Virologic endpoints should not be used a primary endpoints for Phase III trial, the guidance rules, “because there is no established predictive relationship between magnitude and timing of viral reductions and the extent of clinical benefit of how a patient feels, functions or survives.” The optimal sample size, timing, and assays for clinically relevant virologic measurements are also not established.

However, virologic measures make suitable secondary endpoints in Phase III, and can be used as a primary endpoint in a Phase II trial to support a Phase III clinical endpoint study, the guidance notes. “Collection of virologic data and evaluation of antiviral resistance are important components of drug development for COVID-19.”

HURRY, THEN PAUSE

The exigencies of the pandemic have dramatically increased the pace of drug development, but they do not obviate the need for adequate safety assessment. Thus, “if enrollment is anticipated to be rapid, but additional safety data are needed before dosing a large number of subjects,” the FDA guidance suggests building an “enrollment pause” into the trial.

“In this case, enrollment would be temporarily halted,” the agency said.
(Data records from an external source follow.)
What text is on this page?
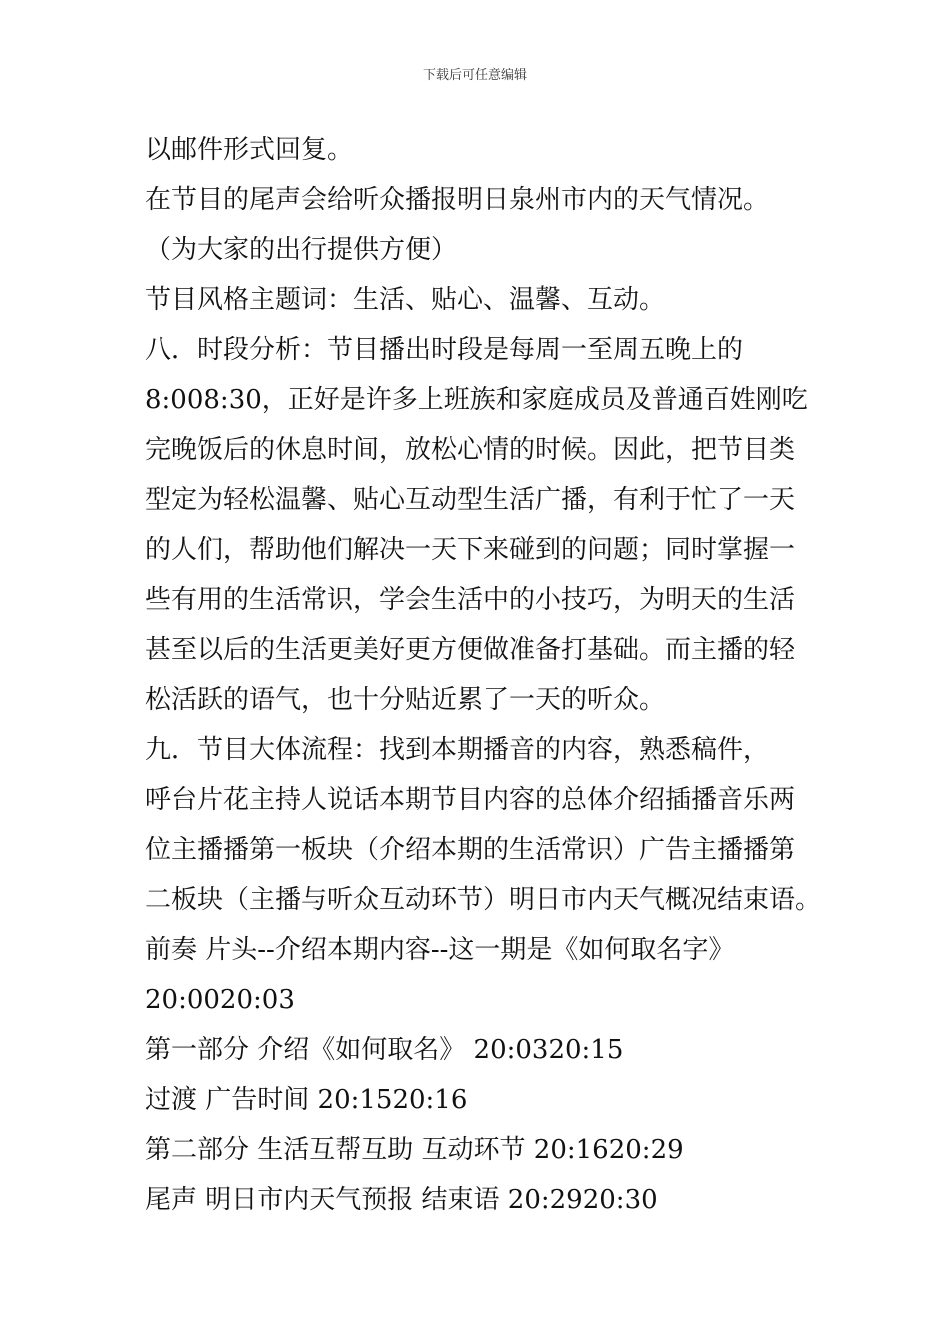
下载后可任意编辑
以邮件形式回复。
在节目的尾声会给听众播报明日泉州市内的天气情况。
（为大家的出行提供方便）
节目风格主题词：生活、贴心、温馨、互动。
八．时段分析：节目播出时段是每周一至周五晚上的
8:008:30，正好是许多上班族和家庭成员及普通百姓刚吃
完晚饭后的休息时间，放松心情的时候。因此，把节目类
型定为轻松温馨、贴心互动型生活广播，有利于忙了一天
的人们，帮助他们解决一天下来碰到的问题；同时掌握一
些有用的生活常识，学会生活中的小技巧，为明天的生活
甚至以后的生活更美好更方便做准备打基础。而主播的轻
松活跃的语气，也十分贴近累了一天的听众。
九．节目大体流程：找到本期播音的内容，熟悉稿件，
呼台片花主持人说话本期节目内容的总体介绍插播音乐两
位主播播第一板块（介绍本期的生活常识）广告主播播第
二板块（主播与听众互动环节）明日市内天气概况结束语。
前奏 片头--介绍本期内容--这一期是《如何取名字》
20:0020:03
第一部分 介绍《如何取名》 20:0320:15
过渡 广告时间 20:1520:16
第二部分 生活互帮互助 互动环节 20:1620:29
尾声 明日市内天气预报 结束语 20:2920:30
The trial’s data monitoring committee would “assess the data and then recommend that the trial or dosing group either terminate or resume enrollment.”

The FDA guidance also suggest the use of standardized toxicity grading scales for clinical trials in patients with severe COVID-19 or with serious comorbidities, pointing to toxicity grading scales developed by the National Institutes of Health’s Division of AIDS and the National Cancer Institute.

CONTINUING GUIDANCE

The final COVID-19 treatment and prevention drug development guidance was issued without a draft version because FDA concluded that “prior public participation for this guidance is not feasible or appropriate.” The guidance will be in effect for the duration of the COVID-19 public health emergency declared by the US Department of Health and Human Services on 31 January 2020.

The end of the emergency will not, however, be the end of FDA’s guidance on COVID-19. Experience with the implementation of the guidance is “expected to assist the agency more broadly in its continued efforts to assist sponsors in the clinical development of drugs for the treatment of COVID-19,” the FDA said. “Therefore, within 60 days following the termination of the public health emergency, FDA intends to revise and replace this guidance with any appropriate changes,” based on comments received and internal discussion.